Most democracies get by with three branches of government. Taiwan has five. The Control Yuan -- part auditor, part ombudsman, part constitutional oddity -- exists because Sun Yat-sen looked at Western separation of powers and decided it was missing something. He found that something in China's own imperial past, where censors had monitored government officials for over two thousand years. Whether the institution he designed still serves a purpose is a question Taiwan has been debating since the 1990s, and in June 2025, legislators formally proposed abolishing it entirely.
Sun Yat-sen's Three Principles of the People proposed dividing government into five branches rather than the Western three. Two of those branches -- the Examination Yuan and the Control Yuan -- drew directly from imperial Chinese tradition. The Control Yuan's lineage traces back to the censors established under the Qin and Han dynasties, officials whose job was to monitor the behavior of the bureaucracy. Successive dynasties refined the system: the Sui and Tang created separate offices for supervising civil servants and counseling the emperor, while the Ming and Qing maintained a Board of Public Censors with forty to fifty members and two presidents, one of Manchu ancestry and one Han Chinese. Sun argued that separating supervisory power from the legislature would prevent the conflicts of interest inherent in asking lawmakers to police themselves. It was an elegant theory. Implementing it proved considerably messier.
When the 1947 Constitution of the Republic of China was drafted, the Control Yuan became something Sun had not quite envisioned: a parliamentary chamber. Its 178 senators were indirectly elected by provincial and municipal legislatures, five from each province, functioning as a body comparable to the United States Senate. Together with the National Assembly and the Legislative Yuan, it formed a tricameral parliament. The first senators convened in Nanjing on June 4, 1948. A year later, the government fled to Taiwan. Because the Kuomintang continued claiming sovereignty over mainland China, the original members' terms were extended indefinitely, creating a gerontocratic body whose members held seats for over four decades based on elections held on the mainland. Constitutional reforms in the 1990s stripped the Control Yuan of its parliamentary status, transforming it into an appointed supervisory agency of 29 members nominated by the president and confirmed by the Legislative Yuan.
The Control Yuan's headquarters is itself a historical artifact. Built in 1915 during Japanese colonial rule as the governmental building of Taihoku Prefecture, the structure predates the institution it now houses by sixteen years.

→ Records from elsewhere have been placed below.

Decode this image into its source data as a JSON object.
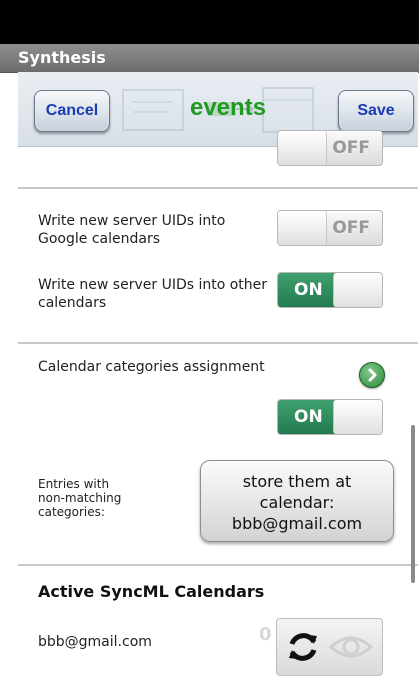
{
  "window": {
    "title": "Synthesis"
  },
  "toolbar": {
    "cancel_label": "Cancel",
    "title": "events",
    "save_label": "Save"
  },
  "settings": {
    "partial_toggle": {
      "state_label": "OFF"
    },
    "write_google": {
      "label_line1": "Write new server UIDs into",
      "label_line2": "Google calendars",
      "state_label": "OFF"
    },
    "write_other": {
      "label_line1": "Write new server UIDs into other",
      "label_line2": "calendars",
      "state_label": "ON"
    },
    "category_assignment": {
      "label": "Calendar categories assignment",
      "state_label": "ON"
    },
    "non_matching": {
      "label_line1": "Entries with",
      "label_line2": "non-matching",
      "label_line3": "categories:",
      "button_line1": "store them at",
      "button_line2": "calendar:",
      "button_line3": "bbb@gmail.com"
    }
  },
  "active_calendars": {
    "heading": "Active SyncML Calendars",
    "items": [
      {
        "account": "bbb@gmail.com",
        "count": "0"
      }
    ]
  },
  "icons": {
    "arrow": "chevron-right-icon",
    "sync": "sync-icon",
    "visibility": "eye-icon"
  },
  "colors": {
    "accent_green": "#229922",
    "toggle_on": "#2f8f5f",
    "button_text": "#1a3cb5"
  }
}
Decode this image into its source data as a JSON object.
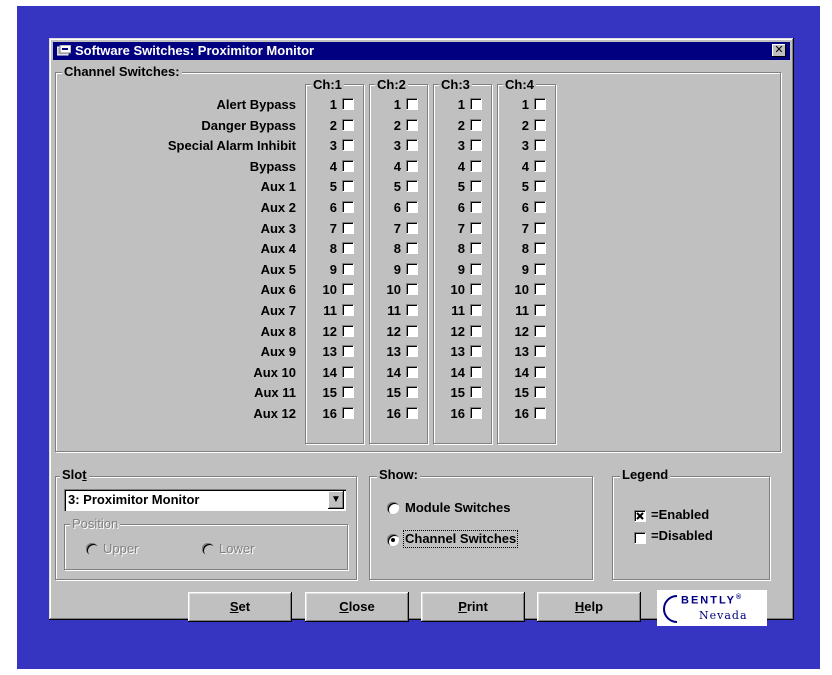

After the Kuomintang government relocated to Taiwan, the building was repurposed for the Control Yuan and has served that function since. Its classical colonial architecture -- a marked contrast to the modernist government buildings elsewhere in Taipei -- gives physical form to the institution's claim of continuity with older traditions of governance. The building witnessed the political deadlock of 2005 to 2008, when President Chen Shui-bian's nominees were blocked by a Kuomintang-controlled legislature, leaving the Control Yuan entirely non-functional for more than three years.
The modern Control Yuan retains considerable formal power. It can impeach government officials, censure misconduct, audit the executive branch's annual budget, and propose corrective measures to government agencies. In 2019, it established a National Human Rights Commission, expanding its mandate to investigate human rights abuses and promote human rights education. Former democracy activist Chen Chu was appointed president in 2020. Yet the institution's legitimacy remains contested. Critics argue that its supervisory functions duplicate those of the legislature and the judiciary, while its appointed members lack the democratic mandate of elected officials. The question of whether Taiwan's five-branch government should slim down to something more conventional has moved from academic debate to legislative action. Whether the Control Yuan survives its next century may depend less on its constitutional design than on whether anyone still believes a government needs a dedicated branch whose sole purpose is watching the other branches.
Coordinates: 25.045N, 121.520E. The Control Yuan building is located in central Taipei's Zhongzheng District, near the Presidential Office Building and other government complexes. The 1915 colonial-era building is distinctive for its classical architecture among the surrounding modern structures. Nearby airport: RCSS (Taipei Songshan Airport, ~4 km northeast). Best viewed at 2,000-4,000 feet. The government district cluster is visible as a zone of larger, spaced buildings amid dense urban fabric.